2Sección Biomatemática - Unidad de Genómica Evolutiva, Facultad de Ciencias-UDELAR, Montevideo, Uruguay.
Microb Genom. 2018 May;4(5). doi: 10.1099/mgen.0.000177. Epub 2018 Apr 30.
Although the genome of Trypanosoma cruzi, the causative agent of Chagas disease, was first made available in 2005, with additional strains reported later, the intrinsic genome complexity of this parasite (the abundance of repetitive sequences and genes organized in tandem) has traditionally hindered high-quality genome assembly and annotation. This also limits diverse types of analyses that require high degrees of precision. Long reads generated by third-generation sequencing technologies are particularly suitable to address the challenges associated with T. cruzi's genome since they permit direct determination of the full sequence of large clusters of repetitive sequences without collapsing them. This, in turn, not only allows accurate estimation of gene copy numbers but also circumvents assembly fragmentation. Here, we present the analysis of the genome sequences of two T. cruzi clones: the hybrid TCC (TcVI) and the non-hybrid Dm28c (TcI), determined by PacBio Single Molecular Real-Time (SMRT) technology. The improved assemblies herein obtained permitted us to accurately estimate gene copy numbers, abundance and distribution of repetitive sequences (including satellites and retroelements). We found that the genome of T. cruzi is composed of a 'core compartment' and a 'disruptive compartment' which exhibit opposite GC content and gene composition. Novel tandem and dispersed repetitive sequences were identified, including some located inside coding sequences. Additionally, homologous chromosomes were separately assembled, allowing us to retrieve haplotypes as separate contigs instead of a unique mosaic sequence. Finally, manual annotation of surface multigene families, mucins and trans-sialidases allows now a better overview of these complex groups of genes.

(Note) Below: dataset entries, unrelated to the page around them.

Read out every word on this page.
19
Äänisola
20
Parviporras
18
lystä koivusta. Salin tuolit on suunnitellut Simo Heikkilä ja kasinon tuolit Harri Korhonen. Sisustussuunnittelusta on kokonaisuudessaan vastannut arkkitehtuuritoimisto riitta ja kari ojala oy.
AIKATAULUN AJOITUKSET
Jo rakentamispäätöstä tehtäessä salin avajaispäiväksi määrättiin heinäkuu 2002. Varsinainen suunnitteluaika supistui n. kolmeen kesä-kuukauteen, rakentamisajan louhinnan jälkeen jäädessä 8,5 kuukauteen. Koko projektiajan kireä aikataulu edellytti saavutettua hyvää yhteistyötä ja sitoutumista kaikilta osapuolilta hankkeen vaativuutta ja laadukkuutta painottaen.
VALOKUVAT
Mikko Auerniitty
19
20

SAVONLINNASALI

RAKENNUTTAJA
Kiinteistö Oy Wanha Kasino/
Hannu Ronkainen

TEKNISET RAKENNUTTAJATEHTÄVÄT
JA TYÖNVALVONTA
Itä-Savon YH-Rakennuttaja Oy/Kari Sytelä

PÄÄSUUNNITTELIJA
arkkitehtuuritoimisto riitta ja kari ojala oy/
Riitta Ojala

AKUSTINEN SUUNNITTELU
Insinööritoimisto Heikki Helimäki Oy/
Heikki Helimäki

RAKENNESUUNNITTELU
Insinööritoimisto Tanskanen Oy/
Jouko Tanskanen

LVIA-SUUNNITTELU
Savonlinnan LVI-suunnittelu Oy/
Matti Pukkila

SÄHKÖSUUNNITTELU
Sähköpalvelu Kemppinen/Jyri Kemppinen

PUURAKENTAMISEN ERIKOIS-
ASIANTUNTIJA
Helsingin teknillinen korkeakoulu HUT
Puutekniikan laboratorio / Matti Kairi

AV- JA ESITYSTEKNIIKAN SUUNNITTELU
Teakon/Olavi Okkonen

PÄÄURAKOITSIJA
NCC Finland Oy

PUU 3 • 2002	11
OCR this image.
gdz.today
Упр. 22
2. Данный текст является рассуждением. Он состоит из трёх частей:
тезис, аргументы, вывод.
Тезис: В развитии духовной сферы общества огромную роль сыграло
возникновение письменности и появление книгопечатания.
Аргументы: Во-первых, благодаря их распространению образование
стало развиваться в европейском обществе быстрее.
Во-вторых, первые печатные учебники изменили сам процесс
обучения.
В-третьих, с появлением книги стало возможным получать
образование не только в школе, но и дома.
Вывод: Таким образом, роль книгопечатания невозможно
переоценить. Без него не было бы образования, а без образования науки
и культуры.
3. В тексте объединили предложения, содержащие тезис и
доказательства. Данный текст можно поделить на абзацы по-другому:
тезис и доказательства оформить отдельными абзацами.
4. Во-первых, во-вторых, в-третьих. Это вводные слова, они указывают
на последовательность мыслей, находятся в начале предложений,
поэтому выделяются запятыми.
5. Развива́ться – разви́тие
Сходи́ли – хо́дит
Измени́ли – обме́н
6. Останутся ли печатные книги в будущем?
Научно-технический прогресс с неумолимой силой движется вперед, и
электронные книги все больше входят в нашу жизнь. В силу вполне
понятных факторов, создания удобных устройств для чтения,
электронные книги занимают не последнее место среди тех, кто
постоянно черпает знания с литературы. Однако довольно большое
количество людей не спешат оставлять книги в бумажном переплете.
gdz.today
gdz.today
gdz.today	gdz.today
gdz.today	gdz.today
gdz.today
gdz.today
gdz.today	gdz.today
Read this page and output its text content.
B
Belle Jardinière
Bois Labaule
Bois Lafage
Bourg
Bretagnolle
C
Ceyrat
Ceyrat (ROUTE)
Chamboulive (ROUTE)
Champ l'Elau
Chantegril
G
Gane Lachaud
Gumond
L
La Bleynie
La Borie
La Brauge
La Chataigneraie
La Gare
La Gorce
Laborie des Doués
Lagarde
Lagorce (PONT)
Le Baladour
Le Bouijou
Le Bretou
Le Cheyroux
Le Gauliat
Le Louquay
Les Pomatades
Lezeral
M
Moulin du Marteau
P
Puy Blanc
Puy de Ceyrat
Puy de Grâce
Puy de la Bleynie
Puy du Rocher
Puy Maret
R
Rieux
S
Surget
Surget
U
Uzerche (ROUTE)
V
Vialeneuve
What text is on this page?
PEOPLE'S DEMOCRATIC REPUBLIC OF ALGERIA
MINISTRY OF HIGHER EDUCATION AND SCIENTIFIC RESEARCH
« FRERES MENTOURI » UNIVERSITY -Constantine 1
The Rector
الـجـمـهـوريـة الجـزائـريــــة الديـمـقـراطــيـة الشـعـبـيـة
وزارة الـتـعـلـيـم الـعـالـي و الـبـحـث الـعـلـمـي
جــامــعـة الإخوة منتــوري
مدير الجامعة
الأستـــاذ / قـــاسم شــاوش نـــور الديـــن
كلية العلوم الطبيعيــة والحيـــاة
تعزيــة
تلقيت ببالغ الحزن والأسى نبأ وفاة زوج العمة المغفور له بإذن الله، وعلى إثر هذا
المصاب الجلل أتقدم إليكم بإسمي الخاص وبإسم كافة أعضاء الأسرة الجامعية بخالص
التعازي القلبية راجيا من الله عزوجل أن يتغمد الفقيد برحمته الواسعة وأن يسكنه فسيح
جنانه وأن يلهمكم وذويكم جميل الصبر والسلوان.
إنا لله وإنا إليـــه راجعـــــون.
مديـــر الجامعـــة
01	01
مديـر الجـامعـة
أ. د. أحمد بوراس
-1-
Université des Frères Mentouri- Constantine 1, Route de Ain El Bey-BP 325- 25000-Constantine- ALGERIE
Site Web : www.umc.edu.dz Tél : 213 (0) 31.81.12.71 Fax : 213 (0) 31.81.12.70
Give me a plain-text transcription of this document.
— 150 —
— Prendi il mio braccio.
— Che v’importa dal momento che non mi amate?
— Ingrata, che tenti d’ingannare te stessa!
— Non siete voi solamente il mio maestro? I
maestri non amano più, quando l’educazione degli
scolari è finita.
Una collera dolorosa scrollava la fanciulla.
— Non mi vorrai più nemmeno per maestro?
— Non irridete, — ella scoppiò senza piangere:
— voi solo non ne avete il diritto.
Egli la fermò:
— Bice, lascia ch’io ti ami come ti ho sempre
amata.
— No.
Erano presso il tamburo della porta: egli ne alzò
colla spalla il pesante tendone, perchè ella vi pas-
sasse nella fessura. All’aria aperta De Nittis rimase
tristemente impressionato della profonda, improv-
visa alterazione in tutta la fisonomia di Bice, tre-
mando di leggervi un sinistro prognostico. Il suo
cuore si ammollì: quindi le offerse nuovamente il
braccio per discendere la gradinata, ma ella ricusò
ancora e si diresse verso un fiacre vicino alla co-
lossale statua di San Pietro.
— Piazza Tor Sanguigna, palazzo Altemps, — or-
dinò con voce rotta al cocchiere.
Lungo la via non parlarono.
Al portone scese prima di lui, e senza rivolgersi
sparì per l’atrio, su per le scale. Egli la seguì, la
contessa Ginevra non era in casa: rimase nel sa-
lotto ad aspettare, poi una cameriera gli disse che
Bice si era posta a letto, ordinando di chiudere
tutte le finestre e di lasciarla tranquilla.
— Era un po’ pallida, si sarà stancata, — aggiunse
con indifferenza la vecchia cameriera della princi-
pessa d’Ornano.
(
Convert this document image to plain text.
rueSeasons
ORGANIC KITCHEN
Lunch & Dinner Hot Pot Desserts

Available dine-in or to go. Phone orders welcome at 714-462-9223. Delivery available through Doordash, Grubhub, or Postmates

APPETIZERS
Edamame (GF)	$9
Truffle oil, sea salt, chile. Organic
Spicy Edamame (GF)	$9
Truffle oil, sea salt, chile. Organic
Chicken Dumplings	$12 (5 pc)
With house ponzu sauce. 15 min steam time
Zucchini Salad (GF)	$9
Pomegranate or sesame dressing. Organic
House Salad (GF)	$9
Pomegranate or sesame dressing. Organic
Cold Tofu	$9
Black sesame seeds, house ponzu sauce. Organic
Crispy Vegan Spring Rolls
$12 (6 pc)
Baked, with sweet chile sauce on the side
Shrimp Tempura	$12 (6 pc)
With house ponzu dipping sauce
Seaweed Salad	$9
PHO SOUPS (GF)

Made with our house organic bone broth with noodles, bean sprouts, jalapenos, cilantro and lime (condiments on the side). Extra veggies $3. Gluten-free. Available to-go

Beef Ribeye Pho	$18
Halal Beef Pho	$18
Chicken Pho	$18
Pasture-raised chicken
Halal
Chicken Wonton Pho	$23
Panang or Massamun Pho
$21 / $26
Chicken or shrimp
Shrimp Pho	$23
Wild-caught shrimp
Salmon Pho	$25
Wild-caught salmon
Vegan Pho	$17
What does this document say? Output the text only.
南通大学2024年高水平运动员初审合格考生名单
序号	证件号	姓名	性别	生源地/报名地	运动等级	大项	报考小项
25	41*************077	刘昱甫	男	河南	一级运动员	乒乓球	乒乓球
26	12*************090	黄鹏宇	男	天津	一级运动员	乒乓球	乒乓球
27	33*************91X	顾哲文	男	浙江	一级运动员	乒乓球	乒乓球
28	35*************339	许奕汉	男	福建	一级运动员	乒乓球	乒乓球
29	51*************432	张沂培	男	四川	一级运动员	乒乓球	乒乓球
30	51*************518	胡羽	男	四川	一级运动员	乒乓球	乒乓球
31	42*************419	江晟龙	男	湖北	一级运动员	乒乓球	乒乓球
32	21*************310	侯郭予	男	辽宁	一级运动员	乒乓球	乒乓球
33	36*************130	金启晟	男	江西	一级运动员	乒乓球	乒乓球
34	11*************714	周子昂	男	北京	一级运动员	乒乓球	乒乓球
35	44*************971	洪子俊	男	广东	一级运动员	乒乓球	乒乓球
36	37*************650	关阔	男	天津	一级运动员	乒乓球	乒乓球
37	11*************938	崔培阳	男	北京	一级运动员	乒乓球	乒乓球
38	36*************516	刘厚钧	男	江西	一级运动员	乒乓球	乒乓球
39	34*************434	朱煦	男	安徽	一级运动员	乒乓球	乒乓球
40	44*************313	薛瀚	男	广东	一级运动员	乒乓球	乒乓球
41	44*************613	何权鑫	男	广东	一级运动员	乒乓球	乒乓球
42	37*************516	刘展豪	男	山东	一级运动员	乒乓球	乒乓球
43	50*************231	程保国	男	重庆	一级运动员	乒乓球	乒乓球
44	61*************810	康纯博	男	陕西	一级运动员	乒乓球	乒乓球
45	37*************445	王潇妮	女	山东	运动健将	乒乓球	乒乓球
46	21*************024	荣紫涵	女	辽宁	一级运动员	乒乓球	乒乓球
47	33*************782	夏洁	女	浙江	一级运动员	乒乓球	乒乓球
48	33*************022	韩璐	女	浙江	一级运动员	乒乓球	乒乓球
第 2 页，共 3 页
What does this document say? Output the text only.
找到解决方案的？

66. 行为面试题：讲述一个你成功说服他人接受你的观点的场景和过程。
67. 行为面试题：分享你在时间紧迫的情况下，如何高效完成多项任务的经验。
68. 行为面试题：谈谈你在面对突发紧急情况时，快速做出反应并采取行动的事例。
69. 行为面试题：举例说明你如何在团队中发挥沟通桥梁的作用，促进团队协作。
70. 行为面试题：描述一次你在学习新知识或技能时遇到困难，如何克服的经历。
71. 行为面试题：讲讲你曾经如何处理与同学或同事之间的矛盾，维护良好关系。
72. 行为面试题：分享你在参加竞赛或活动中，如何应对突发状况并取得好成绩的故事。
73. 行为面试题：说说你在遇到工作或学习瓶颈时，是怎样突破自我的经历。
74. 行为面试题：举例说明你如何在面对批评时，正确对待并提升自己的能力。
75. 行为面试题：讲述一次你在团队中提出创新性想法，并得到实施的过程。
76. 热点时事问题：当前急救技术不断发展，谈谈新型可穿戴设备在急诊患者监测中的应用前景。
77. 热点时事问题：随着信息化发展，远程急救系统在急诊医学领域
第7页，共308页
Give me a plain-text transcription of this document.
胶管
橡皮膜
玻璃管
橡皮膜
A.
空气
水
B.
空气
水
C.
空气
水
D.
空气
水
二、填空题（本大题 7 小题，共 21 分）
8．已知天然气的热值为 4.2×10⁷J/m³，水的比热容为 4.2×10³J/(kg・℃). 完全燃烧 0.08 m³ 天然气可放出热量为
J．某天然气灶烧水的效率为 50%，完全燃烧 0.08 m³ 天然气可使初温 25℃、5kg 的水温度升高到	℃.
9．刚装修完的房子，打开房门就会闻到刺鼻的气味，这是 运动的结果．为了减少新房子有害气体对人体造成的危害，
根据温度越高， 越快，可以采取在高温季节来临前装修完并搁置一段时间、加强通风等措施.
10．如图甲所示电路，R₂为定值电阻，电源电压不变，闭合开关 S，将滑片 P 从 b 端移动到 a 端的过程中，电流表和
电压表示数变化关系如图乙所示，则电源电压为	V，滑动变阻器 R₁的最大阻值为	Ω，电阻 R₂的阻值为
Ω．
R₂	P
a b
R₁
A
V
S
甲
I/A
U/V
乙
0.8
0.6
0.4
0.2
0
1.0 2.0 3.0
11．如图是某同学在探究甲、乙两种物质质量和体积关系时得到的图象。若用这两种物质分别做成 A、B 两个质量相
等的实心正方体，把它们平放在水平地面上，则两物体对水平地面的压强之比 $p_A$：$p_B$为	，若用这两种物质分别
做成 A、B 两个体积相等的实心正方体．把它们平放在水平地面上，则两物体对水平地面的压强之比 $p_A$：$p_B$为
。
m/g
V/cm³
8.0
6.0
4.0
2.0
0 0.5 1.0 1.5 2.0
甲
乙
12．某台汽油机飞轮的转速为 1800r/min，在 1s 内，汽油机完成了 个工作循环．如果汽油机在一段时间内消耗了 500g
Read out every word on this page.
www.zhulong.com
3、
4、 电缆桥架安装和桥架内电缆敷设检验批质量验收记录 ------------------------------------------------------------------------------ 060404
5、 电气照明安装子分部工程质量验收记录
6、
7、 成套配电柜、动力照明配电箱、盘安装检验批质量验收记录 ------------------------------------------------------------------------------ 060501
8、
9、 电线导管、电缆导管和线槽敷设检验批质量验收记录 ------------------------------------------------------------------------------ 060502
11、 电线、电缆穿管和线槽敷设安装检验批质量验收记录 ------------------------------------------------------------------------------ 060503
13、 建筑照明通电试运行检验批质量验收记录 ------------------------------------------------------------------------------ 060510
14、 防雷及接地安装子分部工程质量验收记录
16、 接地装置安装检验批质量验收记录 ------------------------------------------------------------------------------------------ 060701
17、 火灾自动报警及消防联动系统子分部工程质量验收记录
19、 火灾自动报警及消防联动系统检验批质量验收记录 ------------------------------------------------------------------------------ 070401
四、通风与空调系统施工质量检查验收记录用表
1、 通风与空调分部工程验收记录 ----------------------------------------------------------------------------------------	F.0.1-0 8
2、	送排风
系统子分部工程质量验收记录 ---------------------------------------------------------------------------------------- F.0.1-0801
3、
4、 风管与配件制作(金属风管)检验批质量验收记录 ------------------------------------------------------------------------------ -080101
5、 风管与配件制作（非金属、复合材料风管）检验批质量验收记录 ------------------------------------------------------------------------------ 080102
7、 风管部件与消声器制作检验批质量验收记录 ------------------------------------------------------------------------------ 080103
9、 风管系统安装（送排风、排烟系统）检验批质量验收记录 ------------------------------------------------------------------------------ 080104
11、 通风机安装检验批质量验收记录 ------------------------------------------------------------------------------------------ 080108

尽管克氏锥虫(恰加斯病的病原体)的基因组于 2005 年首次公布,随后又报告了其他一些株系,但这种寄生虫的固有基因组复杂性(重复序列和串联排列的基因丰富)传统上阻碍了高质量基因组组装和注释。这也限制了需要高精度的各种类型的分析。第三代测序技术产生的长读长特别适合解决克氏锥虫基因组相关的挑战,因为它们可以直接确定大量重复序列簇的完整序列,而不会将其折叠。这不仅允许准确估计基因拷贝数,还可以避免组装碎片化。在这里,我们展示了使用 PacBio 单分子实时(SMRT)技术确定的两个克氏锥虫克隆(杂种 TCC(TcVI)和非杂种 Dm28c(TcI))的基因组序列分析。本文获得的改进组装允许我们准确估计基因拷贝数、重复序列(包括卫星和反转元件)的丰度和分布。我们发现克氏锥虫的基因组由一个“核心区”和一个“破坏区”组成,它们具有相反的 GC 含量和基因组成。鉴定了新的串联和分散重复序列,包括一些位于编码序列内部的重复序列。此外,还分别组装了同源染色体,使我们能够将单倍型检索为单独的连续体,而不是唯一的镶嵌序列。最后,对表面多基因家族、粘蛋白和转涎酸酶进行手动注释,现在可以更好地概述这些复杂的基因群。